Banjir di Kota Semarang, Jawa Tengah, amat sering menghiasi "headline" pemberitaan surat kabar, terakhir ketika banjir menggenang lebih dari sepekan dan melumpuhkan jalur Pantai Utara (Pantura) akhir Oktober hingga awal November 2025.

Seperti biasa, jalur Kaligawe yang merupakan akses utama Pantura nyaris sudah seperti telaga yang membuat banyak kendaraan bermotor menyerah kalah melintasi genangan banjir dengan ketinggian nyaris semeter. Hanya truk-truk besar yang masih berani melintas karena posturnya yang tinggi membuat air tak sampai menjamah area mesin, namun kendaraan lain, selebihnya hampir pasti mogok.
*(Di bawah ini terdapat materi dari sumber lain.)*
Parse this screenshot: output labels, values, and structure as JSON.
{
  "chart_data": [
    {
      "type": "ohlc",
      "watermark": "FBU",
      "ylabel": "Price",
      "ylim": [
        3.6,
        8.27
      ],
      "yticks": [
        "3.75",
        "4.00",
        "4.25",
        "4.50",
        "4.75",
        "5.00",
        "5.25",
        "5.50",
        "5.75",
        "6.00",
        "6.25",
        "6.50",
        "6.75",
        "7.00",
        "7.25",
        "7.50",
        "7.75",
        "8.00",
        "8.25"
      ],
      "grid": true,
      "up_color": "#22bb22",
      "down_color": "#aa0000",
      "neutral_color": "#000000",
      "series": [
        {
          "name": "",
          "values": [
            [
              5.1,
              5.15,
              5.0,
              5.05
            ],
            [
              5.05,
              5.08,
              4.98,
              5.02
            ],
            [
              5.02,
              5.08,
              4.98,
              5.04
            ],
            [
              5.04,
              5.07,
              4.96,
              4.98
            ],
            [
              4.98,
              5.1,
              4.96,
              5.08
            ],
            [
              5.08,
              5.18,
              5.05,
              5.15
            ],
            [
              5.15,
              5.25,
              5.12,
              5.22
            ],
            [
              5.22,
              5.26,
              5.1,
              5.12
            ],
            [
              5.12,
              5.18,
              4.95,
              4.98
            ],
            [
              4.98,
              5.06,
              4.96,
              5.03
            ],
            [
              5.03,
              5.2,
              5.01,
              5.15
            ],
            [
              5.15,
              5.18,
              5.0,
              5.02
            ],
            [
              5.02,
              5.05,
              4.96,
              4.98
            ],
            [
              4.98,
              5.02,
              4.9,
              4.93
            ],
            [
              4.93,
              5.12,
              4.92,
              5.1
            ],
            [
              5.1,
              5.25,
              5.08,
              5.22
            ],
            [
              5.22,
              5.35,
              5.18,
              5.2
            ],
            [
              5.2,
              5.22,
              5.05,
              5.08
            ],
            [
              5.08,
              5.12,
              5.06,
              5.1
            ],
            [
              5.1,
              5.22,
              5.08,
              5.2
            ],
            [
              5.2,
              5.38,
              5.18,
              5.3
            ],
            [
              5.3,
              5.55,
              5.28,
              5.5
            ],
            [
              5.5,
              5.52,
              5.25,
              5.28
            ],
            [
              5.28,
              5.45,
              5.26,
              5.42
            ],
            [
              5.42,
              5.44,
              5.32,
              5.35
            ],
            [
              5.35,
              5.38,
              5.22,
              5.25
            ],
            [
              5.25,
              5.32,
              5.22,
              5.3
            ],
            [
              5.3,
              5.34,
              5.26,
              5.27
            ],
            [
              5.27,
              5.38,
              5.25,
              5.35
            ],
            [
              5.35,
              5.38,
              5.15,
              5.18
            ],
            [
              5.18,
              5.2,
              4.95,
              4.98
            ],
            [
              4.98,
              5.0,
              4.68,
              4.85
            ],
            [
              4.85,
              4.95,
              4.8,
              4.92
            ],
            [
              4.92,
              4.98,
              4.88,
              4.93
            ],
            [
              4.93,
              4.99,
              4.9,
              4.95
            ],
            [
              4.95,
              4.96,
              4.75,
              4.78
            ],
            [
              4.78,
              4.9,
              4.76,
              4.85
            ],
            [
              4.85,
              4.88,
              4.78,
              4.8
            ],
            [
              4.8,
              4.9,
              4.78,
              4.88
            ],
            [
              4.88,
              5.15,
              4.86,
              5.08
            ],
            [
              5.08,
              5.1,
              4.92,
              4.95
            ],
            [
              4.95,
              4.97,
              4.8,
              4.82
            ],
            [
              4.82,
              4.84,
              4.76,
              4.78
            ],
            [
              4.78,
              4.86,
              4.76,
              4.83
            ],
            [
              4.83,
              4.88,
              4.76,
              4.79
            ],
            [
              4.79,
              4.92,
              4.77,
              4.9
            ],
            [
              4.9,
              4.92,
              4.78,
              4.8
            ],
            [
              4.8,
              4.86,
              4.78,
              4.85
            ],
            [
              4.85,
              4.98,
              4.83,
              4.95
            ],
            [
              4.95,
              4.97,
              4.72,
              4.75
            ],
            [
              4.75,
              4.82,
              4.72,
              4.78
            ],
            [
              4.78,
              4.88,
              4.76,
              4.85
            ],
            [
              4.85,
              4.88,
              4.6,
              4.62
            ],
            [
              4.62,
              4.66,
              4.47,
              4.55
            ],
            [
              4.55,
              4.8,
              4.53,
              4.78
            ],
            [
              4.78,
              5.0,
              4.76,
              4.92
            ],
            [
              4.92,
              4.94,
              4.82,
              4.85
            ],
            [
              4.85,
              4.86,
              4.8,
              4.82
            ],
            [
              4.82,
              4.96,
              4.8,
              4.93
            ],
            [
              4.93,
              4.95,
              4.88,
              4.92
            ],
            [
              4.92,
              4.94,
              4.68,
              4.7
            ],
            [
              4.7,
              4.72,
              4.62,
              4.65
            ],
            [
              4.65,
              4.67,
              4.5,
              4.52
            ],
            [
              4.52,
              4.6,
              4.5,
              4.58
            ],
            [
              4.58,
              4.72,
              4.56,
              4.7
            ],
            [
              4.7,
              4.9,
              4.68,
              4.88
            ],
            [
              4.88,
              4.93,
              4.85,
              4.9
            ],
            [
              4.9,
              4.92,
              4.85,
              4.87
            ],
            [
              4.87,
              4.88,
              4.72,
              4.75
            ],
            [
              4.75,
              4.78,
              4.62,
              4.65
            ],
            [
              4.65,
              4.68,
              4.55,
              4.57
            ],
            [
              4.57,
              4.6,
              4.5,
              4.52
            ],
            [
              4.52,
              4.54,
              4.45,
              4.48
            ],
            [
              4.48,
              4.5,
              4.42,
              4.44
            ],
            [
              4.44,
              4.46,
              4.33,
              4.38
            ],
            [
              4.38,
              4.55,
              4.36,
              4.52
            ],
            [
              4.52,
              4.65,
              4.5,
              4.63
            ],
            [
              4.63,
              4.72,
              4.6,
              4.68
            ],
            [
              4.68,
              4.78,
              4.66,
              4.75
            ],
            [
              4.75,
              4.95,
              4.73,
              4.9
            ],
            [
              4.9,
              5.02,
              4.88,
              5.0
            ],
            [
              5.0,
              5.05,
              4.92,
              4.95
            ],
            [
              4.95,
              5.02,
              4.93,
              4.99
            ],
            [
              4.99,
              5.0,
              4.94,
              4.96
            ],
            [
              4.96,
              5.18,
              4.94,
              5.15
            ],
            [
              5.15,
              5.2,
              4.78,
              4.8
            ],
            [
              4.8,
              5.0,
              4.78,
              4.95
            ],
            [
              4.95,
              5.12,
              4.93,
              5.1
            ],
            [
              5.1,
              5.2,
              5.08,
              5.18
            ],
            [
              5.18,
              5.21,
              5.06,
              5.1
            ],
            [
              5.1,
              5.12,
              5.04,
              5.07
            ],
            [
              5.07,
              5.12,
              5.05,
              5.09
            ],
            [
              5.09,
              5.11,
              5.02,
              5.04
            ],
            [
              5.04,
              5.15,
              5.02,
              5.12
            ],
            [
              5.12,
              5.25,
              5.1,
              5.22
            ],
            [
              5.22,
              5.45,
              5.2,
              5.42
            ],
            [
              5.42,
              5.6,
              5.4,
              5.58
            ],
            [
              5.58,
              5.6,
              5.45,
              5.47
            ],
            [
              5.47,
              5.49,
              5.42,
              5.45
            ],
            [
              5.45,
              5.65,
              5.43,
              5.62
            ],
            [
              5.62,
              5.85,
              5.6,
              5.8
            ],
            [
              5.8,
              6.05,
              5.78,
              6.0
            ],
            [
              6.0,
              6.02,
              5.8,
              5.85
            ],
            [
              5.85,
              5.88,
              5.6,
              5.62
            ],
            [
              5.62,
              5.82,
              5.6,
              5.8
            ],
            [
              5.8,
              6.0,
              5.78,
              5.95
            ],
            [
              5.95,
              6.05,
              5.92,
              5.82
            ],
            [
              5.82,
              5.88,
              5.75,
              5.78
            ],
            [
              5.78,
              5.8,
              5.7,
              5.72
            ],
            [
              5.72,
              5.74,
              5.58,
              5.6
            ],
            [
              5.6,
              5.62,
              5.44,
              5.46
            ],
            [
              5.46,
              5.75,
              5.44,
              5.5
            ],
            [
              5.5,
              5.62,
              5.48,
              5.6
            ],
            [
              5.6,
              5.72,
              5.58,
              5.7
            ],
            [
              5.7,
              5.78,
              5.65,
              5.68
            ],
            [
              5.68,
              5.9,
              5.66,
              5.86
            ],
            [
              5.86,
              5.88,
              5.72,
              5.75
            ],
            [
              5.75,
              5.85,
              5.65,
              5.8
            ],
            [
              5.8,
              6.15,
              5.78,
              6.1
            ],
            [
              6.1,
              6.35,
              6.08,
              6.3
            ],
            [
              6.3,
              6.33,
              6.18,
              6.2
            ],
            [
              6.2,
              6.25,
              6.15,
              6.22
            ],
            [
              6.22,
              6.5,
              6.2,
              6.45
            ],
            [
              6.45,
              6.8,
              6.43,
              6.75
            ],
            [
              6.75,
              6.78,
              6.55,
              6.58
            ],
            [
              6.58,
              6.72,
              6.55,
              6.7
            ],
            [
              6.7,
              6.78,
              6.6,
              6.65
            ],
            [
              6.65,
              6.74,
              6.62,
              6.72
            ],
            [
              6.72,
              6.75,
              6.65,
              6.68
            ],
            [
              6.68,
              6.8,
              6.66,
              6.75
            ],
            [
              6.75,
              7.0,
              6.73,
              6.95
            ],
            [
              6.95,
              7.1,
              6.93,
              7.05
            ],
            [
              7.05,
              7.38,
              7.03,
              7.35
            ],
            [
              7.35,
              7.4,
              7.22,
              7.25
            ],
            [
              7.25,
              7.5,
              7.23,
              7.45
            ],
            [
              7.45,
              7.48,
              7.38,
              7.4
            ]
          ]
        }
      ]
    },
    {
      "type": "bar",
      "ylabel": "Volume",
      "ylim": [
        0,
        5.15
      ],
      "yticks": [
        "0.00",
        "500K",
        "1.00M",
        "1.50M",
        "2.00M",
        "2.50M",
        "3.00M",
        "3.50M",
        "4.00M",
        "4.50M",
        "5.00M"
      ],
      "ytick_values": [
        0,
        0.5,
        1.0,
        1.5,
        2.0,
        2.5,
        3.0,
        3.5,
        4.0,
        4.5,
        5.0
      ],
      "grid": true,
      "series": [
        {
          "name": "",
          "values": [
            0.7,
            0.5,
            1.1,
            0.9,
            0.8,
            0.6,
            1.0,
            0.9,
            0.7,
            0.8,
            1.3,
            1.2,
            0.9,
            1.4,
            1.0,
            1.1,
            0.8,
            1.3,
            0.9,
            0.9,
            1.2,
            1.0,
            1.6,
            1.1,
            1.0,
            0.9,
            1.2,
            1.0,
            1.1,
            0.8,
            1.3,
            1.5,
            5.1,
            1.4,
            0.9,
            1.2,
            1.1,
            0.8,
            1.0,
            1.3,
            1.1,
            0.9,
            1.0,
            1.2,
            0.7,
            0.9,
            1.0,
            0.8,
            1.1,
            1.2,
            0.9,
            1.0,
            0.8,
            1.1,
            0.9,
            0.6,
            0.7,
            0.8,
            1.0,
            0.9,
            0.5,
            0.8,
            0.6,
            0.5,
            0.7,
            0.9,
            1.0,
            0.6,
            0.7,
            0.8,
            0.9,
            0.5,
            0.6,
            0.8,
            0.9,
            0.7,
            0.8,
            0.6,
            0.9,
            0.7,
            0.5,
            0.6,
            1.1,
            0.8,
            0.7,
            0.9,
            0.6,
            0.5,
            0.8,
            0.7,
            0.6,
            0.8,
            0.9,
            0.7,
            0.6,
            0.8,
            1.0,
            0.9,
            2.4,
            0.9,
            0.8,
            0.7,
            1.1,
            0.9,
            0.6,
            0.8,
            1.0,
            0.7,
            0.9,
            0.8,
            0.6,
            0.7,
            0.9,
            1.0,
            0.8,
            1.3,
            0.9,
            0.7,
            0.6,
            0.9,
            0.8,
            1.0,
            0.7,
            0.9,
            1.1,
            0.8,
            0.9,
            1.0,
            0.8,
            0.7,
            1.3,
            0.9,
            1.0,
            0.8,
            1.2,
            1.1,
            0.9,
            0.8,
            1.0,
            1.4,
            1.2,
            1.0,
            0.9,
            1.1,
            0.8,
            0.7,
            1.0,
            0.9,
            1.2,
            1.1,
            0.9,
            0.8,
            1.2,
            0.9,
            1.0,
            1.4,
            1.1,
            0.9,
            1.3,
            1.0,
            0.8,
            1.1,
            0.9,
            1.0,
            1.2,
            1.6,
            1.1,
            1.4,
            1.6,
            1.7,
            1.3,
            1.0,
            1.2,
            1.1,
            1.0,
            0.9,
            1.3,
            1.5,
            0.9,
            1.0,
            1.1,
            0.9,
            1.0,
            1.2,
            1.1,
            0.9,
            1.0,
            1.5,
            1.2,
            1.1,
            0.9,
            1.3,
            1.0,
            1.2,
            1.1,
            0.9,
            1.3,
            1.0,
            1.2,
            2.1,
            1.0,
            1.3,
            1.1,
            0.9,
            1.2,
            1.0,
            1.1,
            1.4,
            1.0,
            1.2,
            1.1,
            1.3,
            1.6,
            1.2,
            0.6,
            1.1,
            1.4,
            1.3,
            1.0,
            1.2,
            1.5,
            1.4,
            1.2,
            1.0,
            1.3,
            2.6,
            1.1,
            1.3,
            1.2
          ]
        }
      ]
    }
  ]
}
Tak hanya jalan-jalan protokol, banjir juga menggenangi kawasan permukiman, seperti Tlogosari, Sawah Besar, dan Genuk dengan ketinggian bervariasi. Bahkan, banjir menggenangi jalur rel yang membuat PT Kereta Api Indonesia (KAI) harus mengatur ulang rute perjalanan kereta api (KA) dari barat maupun timur memutar ke Selatan.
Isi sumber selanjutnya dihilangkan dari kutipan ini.